Articles/Essays – Volume 13, No. 4
Among the Mormons: A Survey of Current Literature
Biographies and family histories, have been by far the most popular subject of Mormon-related books during the past year. These works stem in large part from the ingenuity of family organizations and the ever increasing emphasis that President Spencer W. Kimball and other General Authorities have placed on the importance of keeping personal journals.
Understandably, they are not all of equal quality, but in the main they are important both as historical accounts and as examples of what an interested reader might do with regard to his own heritage. Three of these biographies, Eugene England’s Brother Brigham, Frank M. Fox’s /. Reuben Clark: The Public Years, and Truman G. Madsen’s Defender of the Faith: The B. H. Roberts Story will be of particular interest to both casual and serious students of Mormonism.

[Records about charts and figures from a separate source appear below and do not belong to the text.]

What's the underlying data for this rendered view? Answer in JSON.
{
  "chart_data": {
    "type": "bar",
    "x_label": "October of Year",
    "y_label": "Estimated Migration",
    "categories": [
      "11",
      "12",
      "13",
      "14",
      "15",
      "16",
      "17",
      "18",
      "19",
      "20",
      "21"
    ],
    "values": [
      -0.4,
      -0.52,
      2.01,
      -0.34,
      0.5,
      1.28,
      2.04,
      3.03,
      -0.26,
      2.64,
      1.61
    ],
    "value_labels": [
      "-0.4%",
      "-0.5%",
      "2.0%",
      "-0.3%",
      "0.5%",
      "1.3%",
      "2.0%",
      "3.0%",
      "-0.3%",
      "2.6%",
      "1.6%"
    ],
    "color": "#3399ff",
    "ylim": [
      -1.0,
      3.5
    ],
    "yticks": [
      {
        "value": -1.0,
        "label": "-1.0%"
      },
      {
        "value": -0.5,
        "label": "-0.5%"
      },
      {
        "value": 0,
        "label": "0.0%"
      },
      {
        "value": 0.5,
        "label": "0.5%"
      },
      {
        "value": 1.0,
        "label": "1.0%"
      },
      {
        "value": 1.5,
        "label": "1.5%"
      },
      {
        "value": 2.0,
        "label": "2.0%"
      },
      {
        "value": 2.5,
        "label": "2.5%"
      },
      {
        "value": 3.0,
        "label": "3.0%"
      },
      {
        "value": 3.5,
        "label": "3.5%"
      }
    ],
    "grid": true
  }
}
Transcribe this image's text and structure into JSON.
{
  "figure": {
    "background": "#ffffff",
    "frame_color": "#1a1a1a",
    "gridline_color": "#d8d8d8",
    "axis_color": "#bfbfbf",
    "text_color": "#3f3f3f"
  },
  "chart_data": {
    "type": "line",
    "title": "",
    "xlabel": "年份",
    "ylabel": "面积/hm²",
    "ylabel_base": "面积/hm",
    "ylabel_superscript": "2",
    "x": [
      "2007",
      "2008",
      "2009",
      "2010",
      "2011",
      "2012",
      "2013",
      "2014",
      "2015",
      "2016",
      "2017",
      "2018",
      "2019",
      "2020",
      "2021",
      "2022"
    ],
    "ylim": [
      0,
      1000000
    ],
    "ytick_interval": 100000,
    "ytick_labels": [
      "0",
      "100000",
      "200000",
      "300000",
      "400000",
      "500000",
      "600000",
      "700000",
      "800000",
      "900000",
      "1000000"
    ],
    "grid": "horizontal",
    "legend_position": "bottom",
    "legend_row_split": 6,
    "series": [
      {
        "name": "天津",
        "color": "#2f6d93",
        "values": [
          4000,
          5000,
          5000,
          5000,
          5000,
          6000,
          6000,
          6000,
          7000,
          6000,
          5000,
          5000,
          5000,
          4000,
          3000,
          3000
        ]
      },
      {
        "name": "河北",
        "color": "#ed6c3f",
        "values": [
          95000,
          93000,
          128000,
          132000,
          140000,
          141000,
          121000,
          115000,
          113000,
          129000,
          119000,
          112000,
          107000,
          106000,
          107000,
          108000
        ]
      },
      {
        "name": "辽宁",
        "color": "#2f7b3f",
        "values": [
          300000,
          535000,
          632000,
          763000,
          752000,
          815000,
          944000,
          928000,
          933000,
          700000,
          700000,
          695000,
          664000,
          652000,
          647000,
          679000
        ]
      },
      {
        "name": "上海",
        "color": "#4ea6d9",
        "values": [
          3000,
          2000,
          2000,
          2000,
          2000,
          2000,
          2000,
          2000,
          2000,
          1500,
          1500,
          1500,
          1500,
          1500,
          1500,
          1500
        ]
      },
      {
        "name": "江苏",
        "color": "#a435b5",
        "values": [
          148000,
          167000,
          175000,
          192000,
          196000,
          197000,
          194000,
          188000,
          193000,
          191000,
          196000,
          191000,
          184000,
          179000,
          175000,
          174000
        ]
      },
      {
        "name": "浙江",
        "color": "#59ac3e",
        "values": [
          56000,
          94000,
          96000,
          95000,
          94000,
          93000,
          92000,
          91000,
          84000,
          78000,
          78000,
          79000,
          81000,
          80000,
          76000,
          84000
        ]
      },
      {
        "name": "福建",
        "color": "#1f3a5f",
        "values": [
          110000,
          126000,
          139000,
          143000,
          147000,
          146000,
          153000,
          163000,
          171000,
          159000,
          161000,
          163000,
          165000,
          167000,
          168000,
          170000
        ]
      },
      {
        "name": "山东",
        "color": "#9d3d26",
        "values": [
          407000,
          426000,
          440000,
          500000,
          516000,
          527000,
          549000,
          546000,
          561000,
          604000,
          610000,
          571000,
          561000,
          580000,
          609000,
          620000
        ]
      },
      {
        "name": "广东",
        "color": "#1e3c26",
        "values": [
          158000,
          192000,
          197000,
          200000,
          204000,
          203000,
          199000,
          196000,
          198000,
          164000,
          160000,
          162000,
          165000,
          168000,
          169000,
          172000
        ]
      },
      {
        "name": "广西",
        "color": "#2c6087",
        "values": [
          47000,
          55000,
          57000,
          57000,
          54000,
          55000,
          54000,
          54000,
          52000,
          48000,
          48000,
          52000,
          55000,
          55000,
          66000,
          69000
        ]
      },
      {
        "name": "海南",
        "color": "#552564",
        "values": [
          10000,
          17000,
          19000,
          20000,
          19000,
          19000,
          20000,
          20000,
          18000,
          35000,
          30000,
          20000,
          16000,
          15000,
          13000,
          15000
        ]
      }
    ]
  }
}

By skillfully blending beautiful photography with well-written prose Joseph E. Brown has written, in the recently-published Mormon Trek West, perhaps the most appealing account yet written of how the Mormon pioneers “crossed the plains.” Looking at the Mormons from several different perspectives, Mark F. McKiernan, Alma R. Blair, and Paul M. Edwards have collected a provocative selection of historical essays on The Restoration Movement. An equally stimulating volume, “By the Hands of Wise Men:” Essays on the Constitution, edited by Ray C. Hillam, presents the Mormons’ unique view of the American Constitution through both “scholarship and the special language of the Latter-day Saint faith.”
Linda Thatcher’s painstaking research, which has produced the accompanying bibliography of recent dissertations and theses, provides meaningful insight into the kinds of research on Mormon-related topics now being pursued by seekers of advanced degrees.